Quantitative comparisons and statistical visualizations

Visualizations can be used to compare data in a quantitative manner. This chapter explains several methods for quantitative visualizations.

Quantitative comparisons: bar-charts

Bar chart

Bar charts visualize data that is organized according to categories as a series of bars, where the height of each bar represents the values of the data in this category.

For example, in this exercise, you will visualize the number of gold medals won by each country in the provided medals DataFrame.

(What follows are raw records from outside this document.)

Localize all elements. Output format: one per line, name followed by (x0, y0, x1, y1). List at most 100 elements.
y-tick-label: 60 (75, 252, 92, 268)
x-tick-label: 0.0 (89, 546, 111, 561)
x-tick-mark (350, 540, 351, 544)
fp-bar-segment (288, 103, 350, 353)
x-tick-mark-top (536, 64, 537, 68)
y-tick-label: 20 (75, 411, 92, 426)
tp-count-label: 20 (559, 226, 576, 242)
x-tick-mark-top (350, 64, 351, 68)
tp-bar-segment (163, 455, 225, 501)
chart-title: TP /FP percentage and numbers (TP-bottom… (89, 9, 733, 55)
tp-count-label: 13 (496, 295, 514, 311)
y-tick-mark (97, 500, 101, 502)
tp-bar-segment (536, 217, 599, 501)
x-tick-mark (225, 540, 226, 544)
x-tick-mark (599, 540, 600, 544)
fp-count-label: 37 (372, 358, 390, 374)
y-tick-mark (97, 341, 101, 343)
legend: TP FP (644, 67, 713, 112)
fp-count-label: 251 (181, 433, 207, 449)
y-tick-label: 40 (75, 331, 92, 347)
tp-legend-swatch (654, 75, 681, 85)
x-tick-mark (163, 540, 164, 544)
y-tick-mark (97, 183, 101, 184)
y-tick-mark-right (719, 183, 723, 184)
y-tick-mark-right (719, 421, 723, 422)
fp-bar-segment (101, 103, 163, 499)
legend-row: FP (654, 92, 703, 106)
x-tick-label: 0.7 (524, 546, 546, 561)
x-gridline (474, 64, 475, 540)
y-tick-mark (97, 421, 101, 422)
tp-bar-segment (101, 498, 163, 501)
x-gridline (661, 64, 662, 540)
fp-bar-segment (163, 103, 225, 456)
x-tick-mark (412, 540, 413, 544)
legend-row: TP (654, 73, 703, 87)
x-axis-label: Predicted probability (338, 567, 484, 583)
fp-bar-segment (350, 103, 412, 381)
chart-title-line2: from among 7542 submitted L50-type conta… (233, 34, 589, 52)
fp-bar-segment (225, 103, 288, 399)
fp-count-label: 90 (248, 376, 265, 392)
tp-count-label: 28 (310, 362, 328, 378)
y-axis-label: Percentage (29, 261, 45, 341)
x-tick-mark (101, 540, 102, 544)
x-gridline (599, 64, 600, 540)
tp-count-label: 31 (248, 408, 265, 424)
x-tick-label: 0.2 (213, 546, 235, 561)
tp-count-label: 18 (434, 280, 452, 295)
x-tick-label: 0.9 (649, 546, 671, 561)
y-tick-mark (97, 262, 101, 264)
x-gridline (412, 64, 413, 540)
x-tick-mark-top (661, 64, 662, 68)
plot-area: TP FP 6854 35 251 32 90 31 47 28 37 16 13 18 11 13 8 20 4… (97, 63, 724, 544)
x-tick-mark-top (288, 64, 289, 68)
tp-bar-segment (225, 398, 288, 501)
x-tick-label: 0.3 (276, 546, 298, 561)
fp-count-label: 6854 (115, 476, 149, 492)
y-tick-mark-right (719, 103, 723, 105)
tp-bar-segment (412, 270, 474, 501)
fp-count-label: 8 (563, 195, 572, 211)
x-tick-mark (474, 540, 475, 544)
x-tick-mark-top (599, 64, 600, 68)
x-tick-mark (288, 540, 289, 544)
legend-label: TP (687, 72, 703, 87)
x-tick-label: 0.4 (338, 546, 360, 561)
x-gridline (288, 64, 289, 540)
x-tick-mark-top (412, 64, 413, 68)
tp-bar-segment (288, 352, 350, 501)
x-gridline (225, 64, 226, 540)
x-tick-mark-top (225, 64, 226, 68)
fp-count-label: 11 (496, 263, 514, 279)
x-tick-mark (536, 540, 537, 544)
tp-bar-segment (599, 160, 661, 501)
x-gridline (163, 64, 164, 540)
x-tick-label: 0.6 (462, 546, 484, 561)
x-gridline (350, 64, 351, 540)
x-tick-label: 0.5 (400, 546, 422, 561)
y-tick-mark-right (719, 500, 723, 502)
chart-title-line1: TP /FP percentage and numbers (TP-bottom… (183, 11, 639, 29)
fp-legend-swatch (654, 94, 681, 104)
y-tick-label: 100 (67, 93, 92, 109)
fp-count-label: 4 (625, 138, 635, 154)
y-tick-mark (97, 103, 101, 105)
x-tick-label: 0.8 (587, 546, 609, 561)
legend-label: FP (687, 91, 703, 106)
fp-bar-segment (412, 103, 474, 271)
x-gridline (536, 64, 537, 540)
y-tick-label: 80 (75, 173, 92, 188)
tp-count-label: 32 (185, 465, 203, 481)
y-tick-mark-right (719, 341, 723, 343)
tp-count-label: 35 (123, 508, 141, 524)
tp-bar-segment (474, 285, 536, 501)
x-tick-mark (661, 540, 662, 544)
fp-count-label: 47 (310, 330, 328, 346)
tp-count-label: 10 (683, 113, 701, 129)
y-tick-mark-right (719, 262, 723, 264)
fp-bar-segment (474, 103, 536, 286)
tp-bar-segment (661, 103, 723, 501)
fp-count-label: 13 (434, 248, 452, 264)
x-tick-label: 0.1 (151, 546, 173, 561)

The DataFrame contains the countries as the index, and a column called "Gold" that contains the number of gold medals won by each country, according to their rows.

Call the ax.bar method to plot the "Gold" column as a function of the country.
Use the ax.set_xticklabels to set the x-axis tick labels to be the country names.
In the call to ax.set_xticklabels rotate the x-axis tick labels by 90 degrees by using the rotation key-word argument.
Set the y-axis label to "Number of medals".

# edited/added
import pandas as pd
import matplotlib.pyplot as plt
medals = pd.read_csv('medals_by_country_2016.csv', index_col = 0)

fig, ax = plt.subplots()

# Plot a bar-chart of gold medals as a function of country
ax.bar(medals.index, medals["Gold"])

# Set the x-axis tick labels to the country names
ax.set_xticklabels(medals.index, rotation=90)

# Set the y-axis label
ax.set_ylabel("Number of medals")

plt.show()

Stacked bar chart

A stacked bar chart contains bars, where the height of each bar represents values. In addition, stacked on top of the first variable may be another variable. The additional height of this bar represents the value of this variable. And you can add more bars on top of that.

In this exercise, you will have access to a DataFrame called medals that contains an index that holds the names of different countries, and three columns: "Gold", "Silver" and "Bronze". You will also have a Figure, fig, and Axes, ax, that you can add data to.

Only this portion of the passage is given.